Album review: Fleet Foxes' 'Helplessness Blues'
Hello harmonies, our old friend. Hello, finger-picked guitar, we’ve come for you again. On its second album of dew-dappled cabin folk, Seattle’s Fleet Foxes tips its wool cap to Simon & Garfunkel, CSNY and other progenitors of the soaring intertwined vocals, but it knows enough to leave its heroes behind.
On “Bedouin Dress,” the second track on “Helplessness Blues,” frontman Robin Pecknold sings: “If to borrow is to take and not return, I have borrowed all my lonesome life … the borrower’s debt is the only regret of my youth.” On Fleet Foxes’ 2008 debut, naysayers wondered if the band wasn’t so indebted to ‘60s folk that Pecknold would end up in some sort of debtors’ prison, albeit one with Navajo blankets and Yerba Mate tea.
But alas, “Bedouin Dress” shows that the band has such a hunger for nuanced song construction, with each moment interlocking with the next in an inspired fretwork, that it transcends its influences. “The Shrine/Argument” starts predictably enough but it climbs through a few phases: forceful, cymbal crashes; hallucinatory near-a cappella, and a skronk blowout that would make John Zorn proud.
With more emphasis on groove and bass weight, the songs don’t seem as fragile as before but rather like they can weather some storms.

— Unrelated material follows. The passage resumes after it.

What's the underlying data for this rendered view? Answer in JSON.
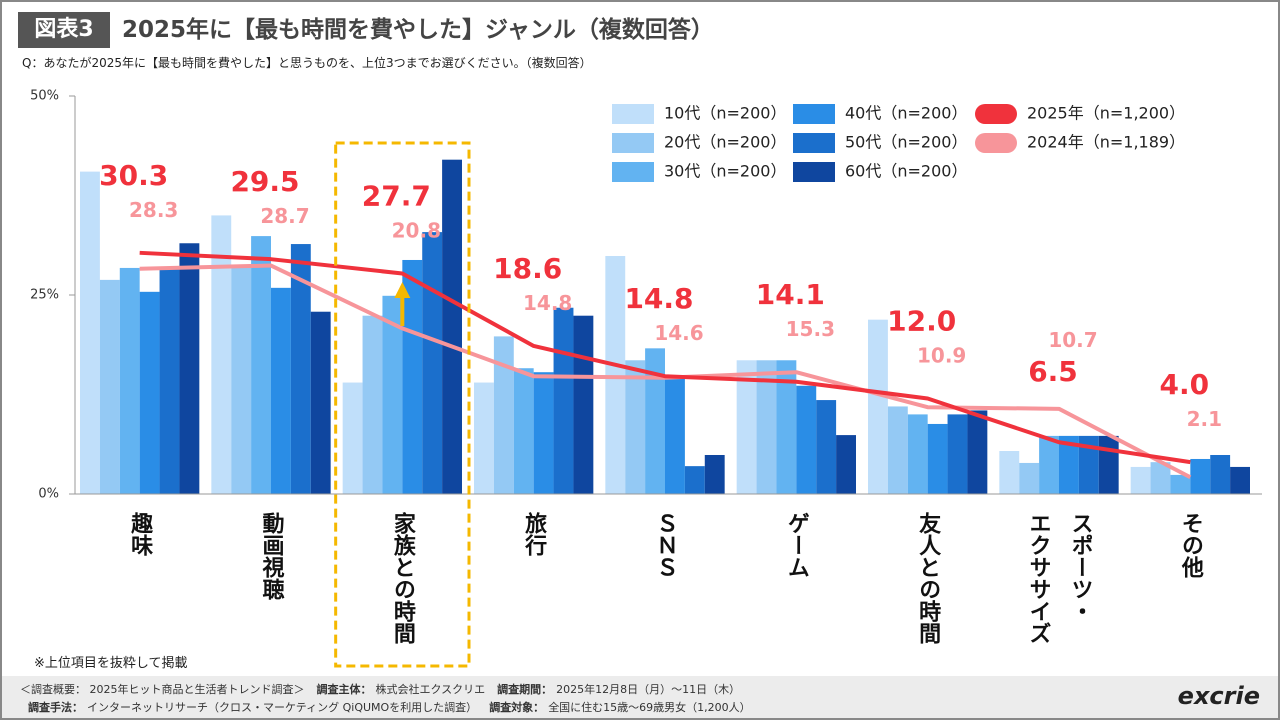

The echoey waltz rhythm of “Lorelai” provides the backbone for an expansive memory of lost love, one that swings less with regret and more with gratitude.
In its best moments, “Helplessness Blues” sparkles like some sort of divine plan, but a plan that knows the value of mistakes, surprises and even regret. Stolen, lost or repaid, all of Fleet Foxes' debts are forgiven.